Gateway Usage & Anomaly Auditor

A worked example of an advanced workflow: a Claude-managed scheduled agent that, once a week, reads the WYRE MCP Gateway's own operational data, surfaces usage trends and anomalies, flags idle vendor connections that may represent wasted licenses or stale access, estimates credit runway, and publishes a gateway-ops digest to Slack as a canvas with a one-line summary. Unlike every other workflow in this collection — which reports on a vendor system — this one reports on the gateway itself.
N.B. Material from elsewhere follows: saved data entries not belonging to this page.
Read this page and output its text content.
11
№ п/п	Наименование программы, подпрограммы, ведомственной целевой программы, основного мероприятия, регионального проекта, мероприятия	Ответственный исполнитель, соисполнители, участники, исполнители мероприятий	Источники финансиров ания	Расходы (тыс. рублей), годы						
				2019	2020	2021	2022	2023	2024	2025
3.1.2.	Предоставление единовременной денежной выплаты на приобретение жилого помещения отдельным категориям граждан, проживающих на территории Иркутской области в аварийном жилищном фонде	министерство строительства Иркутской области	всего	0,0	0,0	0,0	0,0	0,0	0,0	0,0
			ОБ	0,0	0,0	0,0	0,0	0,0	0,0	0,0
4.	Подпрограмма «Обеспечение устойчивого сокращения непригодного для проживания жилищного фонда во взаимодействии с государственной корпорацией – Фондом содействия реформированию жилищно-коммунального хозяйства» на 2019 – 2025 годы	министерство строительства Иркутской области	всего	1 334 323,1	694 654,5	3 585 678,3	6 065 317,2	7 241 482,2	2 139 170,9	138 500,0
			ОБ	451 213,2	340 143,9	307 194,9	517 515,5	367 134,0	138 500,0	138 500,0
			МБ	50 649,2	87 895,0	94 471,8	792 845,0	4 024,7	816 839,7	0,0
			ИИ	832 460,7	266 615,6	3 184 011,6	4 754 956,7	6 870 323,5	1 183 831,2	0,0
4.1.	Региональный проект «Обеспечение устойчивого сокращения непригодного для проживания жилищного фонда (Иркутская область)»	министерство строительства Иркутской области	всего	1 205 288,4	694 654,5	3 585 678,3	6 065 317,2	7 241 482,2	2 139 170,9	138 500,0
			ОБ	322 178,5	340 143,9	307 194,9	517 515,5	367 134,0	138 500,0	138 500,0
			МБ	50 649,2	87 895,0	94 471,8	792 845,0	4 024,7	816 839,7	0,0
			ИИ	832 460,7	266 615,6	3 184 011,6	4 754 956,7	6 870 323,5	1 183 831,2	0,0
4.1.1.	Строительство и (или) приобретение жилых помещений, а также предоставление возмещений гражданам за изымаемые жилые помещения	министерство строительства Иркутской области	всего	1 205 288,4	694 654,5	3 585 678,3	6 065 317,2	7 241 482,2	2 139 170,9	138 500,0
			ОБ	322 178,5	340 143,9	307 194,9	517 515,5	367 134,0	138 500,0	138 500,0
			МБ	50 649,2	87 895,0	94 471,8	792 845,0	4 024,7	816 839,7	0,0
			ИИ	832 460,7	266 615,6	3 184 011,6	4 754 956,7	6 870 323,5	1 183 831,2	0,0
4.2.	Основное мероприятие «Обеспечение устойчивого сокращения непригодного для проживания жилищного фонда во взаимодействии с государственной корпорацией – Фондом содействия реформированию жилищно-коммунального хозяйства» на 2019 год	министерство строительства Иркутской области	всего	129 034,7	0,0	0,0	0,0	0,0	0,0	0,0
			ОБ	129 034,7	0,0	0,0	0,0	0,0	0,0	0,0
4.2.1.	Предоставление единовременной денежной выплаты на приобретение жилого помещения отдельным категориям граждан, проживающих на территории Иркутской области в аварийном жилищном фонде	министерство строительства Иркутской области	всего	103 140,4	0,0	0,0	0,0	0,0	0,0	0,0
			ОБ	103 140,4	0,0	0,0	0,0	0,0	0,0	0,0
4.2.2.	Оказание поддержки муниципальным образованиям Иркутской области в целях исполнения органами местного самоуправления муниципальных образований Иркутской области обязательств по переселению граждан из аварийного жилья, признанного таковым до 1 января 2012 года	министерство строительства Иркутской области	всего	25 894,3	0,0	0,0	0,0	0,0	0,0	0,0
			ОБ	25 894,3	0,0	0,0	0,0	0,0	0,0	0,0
It is strictly read-only. There are no servers and no code to deploy: the agent is a saved prompt plus a schedule plus two MCP connectors, running in Claude's cloud.

What it builds

The finished workflow runs unattended on a weekly cron. Each run it pulls the gateway's usage summary and admin metrics for the past seven days, lists every vendor connection with its activity and health status, computes a week-over-week usage trend, applies a set of explicit anomaly heuristics (usage spikes, after-hours activity, sensitive-category tool access), estimates how many weeks of credit runway remain at the current burn rate, and delivers the complete digest to Slack as a canvas. The gateway-ops channel gets a single one-line summary linking the canvas; the full detail is always one click away.

Prerequisites

Before building, your Claude account needs all of the following:

Requirement	Notes
WYRE MCP Gateway connector — admin account	Connected in claude.ai (`https://mcp.wyre.ai/v1/mcp`). The gateway connection used to build and run this routine must belong to a gateway admin or owner — the `get_admin_metrics` and `get_usage_summary` tools return authorization errors for standard users. See the Gateway overview.
Gateway admin tools enabled	`get_admin_metrics`, `get_usage_summary`, `list_connections`, and `get_credit_balance` must be accessible from your gateway connection. These are gateway-level tools, not vendor connector tools.
Slack connector	The first-party Slack connector connected in claude.ai (`https://mcp.slack.com/mcp`). Provides `slack_create_canvas` and `slack_send_message`.
Scheduled routines access	Created via the `/schedule` capability; managed at claude.ai/code/routines.
A destination Slack channel	e.g. `#gateway-ops`, plus its channel ID. The Slack connector must have access to it.

Known gotchas

These are the things that cost real time the first time through. Account for them up front and the build genuinely takes minutes.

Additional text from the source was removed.